The authors demonstrate the performance impact of reducing the calculation latency during the high-level design process using OpenCL. They use a 2D interconnection between PEs and a two-dimensional dispatcher to reduce external memory bandwidth. In addition to reducing the external memory bandwidth, they develop a spatial-spectral classifier for Hiperspectral Image based on a K Nearest Neighbours filter. This filter is implemented using the OpenCL model and deployed in the FPGA.
Array partitioning and loop unrolling tools help generate efficient hardware circuits. These tools also reduce the need for manual intervention. The tools can generate efficient circuits that satisfy timing requirements and efficiently use hardware resources. The problem may occur outside the computational kernels, for instance, when merge trees and prefetching are required.
In Intel OpenCL FPGA, compute load is essential in overall execution time. Therefore, the load on CPU resources is a key component of the high-level design process. With OpenCL, you can save CPU processing time using the same resources in all symbol sizes. For example, in a video game simulation, you can save CPU resources by reducing the latency of each calculation task.
Image processing improvement
The FPGA overlay fabric consists of a streaming memory framework and softcore processors that target OpenCL. As a result, the FPGA hardware can reduce the test time from hours to seconds and improve performance while reducing the development time. The streaming memory framework is another advantage of FPGA over GPU. This framework allows developers to run OpenCL applications outside of a programmable acceleration workload. For example, image processing applications can include a DAQ module.
Edge processing is a crucial part of computer vision applications. This is the closest part of a camera or sensor and performs pre-processing functions. These functions include object detection, image enhancement, and convolutional neural networks. Intel FPGA OpenCL allows developers to create applications on embedded processor cores. These capabilities are possible because OpenCL enables an easy functional partitioning of the vision algorithm chain. Further, the Intel FPGA OpenCL technology supports using multiple on-die processor cores for computing at the edge of the camera.

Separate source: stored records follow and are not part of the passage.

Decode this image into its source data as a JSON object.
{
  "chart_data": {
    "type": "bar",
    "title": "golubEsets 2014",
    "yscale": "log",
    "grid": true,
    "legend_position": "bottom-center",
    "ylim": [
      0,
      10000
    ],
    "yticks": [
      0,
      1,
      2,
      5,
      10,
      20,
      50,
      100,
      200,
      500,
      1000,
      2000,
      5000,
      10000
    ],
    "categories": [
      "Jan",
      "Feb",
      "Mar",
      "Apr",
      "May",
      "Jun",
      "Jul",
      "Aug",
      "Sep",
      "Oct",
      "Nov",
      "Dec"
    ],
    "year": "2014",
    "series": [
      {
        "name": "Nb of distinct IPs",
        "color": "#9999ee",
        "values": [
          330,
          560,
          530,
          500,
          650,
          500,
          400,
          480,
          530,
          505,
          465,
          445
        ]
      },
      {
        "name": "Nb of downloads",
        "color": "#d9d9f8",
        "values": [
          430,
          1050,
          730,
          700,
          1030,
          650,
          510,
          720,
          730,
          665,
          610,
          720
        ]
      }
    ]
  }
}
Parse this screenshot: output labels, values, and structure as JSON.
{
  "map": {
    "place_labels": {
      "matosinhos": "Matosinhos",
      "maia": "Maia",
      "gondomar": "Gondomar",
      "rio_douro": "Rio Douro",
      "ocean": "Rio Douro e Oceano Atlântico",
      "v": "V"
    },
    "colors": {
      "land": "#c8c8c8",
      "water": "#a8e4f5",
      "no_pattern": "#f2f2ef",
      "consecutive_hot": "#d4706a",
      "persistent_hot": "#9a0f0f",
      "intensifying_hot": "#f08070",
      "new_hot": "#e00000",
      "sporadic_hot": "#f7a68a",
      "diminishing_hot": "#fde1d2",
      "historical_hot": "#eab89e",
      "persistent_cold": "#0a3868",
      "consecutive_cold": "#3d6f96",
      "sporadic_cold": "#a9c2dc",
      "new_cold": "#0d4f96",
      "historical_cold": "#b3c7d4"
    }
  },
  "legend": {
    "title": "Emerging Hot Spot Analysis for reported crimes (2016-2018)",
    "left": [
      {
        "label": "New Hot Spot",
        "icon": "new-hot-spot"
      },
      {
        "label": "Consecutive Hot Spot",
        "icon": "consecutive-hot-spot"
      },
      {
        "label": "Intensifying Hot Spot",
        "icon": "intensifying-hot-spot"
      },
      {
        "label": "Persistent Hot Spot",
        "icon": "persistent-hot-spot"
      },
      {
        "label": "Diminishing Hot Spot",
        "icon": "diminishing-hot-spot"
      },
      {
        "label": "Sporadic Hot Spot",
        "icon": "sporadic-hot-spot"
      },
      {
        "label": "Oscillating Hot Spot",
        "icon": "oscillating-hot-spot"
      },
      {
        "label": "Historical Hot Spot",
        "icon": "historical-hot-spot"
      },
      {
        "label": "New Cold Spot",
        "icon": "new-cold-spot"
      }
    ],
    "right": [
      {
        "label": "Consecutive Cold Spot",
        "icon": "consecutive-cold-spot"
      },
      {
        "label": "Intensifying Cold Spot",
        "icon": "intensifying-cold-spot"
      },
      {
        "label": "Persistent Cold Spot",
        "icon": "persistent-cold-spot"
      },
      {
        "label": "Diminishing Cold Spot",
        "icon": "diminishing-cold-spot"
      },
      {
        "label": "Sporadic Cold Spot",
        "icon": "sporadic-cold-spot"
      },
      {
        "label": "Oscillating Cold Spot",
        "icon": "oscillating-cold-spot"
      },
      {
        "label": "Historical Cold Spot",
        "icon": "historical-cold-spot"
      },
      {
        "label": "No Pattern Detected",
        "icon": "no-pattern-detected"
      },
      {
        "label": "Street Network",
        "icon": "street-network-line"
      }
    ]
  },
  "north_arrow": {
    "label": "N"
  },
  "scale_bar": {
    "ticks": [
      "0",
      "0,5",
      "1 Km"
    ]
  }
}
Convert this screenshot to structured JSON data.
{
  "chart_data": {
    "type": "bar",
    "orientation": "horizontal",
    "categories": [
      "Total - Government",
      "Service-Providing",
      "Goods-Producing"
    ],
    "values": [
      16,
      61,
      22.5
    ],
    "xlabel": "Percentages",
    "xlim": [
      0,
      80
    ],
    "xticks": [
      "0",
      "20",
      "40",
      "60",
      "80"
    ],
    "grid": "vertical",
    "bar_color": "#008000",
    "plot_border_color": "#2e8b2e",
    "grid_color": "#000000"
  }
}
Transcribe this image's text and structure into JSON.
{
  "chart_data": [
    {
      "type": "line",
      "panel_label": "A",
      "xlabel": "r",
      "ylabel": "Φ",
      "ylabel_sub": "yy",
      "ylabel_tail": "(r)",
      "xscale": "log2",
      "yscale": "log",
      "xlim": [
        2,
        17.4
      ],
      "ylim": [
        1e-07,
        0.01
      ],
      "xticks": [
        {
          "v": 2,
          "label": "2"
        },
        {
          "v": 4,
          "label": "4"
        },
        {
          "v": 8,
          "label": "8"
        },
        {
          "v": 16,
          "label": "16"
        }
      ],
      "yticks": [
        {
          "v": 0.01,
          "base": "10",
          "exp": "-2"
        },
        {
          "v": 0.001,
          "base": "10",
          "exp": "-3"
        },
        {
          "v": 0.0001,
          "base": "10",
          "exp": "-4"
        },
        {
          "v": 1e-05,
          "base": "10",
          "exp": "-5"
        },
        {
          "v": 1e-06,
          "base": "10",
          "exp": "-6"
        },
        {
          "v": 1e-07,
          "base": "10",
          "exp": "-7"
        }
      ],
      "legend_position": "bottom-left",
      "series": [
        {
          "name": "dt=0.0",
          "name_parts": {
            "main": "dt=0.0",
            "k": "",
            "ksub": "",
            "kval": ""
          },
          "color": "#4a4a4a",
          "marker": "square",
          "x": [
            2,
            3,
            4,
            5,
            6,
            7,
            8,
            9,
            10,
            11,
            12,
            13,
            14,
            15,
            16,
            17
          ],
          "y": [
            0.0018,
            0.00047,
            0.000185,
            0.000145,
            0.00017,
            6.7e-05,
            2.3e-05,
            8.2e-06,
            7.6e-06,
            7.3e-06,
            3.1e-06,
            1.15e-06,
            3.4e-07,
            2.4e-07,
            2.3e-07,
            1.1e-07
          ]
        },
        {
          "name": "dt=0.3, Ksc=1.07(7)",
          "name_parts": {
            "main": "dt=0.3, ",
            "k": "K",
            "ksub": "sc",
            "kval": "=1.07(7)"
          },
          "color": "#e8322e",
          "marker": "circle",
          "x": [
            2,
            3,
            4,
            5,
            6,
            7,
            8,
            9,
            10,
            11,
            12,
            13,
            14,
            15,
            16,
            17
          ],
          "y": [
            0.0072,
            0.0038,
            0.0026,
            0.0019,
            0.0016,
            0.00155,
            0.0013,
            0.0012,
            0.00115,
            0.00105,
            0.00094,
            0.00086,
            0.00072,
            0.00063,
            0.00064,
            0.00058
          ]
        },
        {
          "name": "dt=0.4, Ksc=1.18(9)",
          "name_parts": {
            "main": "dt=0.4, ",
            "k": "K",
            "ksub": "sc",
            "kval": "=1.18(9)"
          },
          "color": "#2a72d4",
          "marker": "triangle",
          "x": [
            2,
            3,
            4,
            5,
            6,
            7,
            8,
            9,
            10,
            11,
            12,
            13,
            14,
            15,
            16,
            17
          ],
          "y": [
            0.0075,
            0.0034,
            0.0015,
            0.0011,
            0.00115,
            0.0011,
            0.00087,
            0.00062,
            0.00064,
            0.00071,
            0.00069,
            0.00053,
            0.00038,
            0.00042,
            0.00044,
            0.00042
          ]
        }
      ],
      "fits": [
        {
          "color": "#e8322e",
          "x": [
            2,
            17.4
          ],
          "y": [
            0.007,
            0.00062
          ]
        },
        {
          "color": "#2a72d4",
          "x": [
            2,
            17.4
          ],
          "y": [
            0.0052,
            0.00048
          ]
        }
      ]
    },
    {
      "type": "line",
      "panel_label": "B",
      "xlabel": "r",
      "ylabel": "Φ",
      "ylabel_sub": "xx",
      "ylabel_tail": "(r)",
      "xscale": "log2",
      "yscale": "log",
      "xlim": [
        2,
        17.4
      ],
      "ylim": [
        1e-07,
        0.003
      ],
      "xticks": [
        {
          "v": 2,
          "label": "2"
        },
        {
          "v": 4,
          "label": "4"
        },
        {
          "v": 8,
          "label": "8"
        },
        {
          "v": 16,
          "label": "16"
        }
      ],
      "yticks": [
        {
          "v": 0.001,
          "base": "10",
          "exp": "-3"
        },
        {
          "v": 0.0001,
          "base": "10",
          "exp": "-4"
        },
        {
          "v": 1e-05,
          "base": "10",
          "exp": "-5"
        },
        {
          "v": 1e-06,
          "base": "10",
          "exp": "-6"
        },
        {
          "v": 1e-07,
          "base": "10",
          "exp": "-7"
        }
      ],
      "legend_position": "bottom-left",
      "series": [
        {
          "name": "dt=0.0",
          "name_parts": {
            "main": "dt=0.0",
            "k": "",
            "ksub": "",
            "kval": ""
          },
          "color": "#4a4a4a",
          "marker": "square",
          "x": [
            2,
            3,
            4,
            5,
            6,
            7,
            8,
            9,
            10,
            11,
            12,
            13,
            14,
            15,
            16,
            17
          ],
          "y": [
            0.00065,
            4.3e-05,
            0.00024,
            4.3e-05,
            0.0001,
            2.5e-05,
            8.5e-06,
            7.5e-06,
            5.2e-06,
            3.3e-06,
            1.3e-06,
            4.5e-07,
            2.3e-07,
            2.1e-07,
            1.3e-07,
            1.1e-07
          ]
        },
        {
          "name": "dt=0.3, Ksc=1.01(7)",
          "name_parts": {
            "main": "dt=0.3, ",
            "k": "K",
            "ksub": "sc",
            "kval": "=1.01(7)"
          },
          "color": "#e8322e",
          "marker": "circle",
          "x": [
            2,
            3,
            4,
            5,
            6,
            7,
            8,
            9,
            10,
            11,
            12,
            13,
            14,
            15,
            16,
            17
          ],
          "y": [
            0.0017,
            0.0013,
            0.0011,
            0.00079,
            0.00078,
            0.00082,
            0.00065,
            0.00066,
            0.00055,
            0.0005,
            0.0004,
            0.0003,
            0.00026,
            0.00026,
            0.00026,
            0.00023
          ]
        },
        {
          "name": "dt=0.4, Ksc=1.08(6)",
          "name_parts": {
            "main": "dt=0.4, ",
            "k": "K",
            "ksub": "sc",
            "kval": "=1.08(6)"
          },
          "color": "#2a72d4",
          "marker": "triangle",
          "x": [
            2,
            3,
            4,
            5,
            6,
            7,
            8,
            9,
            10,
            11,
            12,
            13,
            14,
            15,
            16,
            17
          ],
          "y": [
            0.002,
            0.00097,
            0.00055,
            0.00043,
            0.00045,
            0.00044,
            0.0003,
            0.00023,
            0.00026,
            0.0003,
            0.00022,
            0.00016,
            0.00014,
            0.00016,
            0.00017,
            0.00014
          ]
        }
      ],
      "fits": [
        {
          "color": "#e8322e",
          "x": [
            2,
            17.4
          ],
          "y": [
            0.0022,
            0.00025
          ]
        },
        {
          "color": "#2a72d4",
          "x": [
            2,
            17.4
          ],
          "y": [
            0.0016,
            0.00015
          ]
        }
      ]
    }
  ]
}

Using a task-parallel programming model to implement an Intel OpenCL FPGA
The OpenCL framework supports the build of kernels online in the host program. Each kernel command adds a compilation task, which overlaps the previous one. A dependency edge protects compilation tasks to ensure we finish them before any other kernel task.
In implementing the task graph, each compute group has a work queue and a worker thread for each physical core. Each worker thread is bound to a compute node. We construct a task graph from these two data sources. Enqueued commands are in order of arrival. When a task has completed execution, a command queue flushing occurs to dismantle the tasks. Task graphs are distributed among the compute groups and pushed in a round-robin fashion.
OpenCL allows for implementing a task-parallel programming model with multiple threads. This enables multiple CPUs to run parallel applications. As a result, the CPU and GPU can share the same set of resources. The performance of OpenCL code can be optimized using this approach. This approach is useful for parallel computing as it allows multiple kernels to work parallel.
In addition to task parallelism, OpenCL programmers must ensure that the execution of each kernel synchronizes with each other. This synchronization process should ensure that global synchronization does not impact the workload. By using a task graph, OpenCL runtime can extract task parallelism from an in-order queue and perform the same tasks in parallel as a single-task CPU.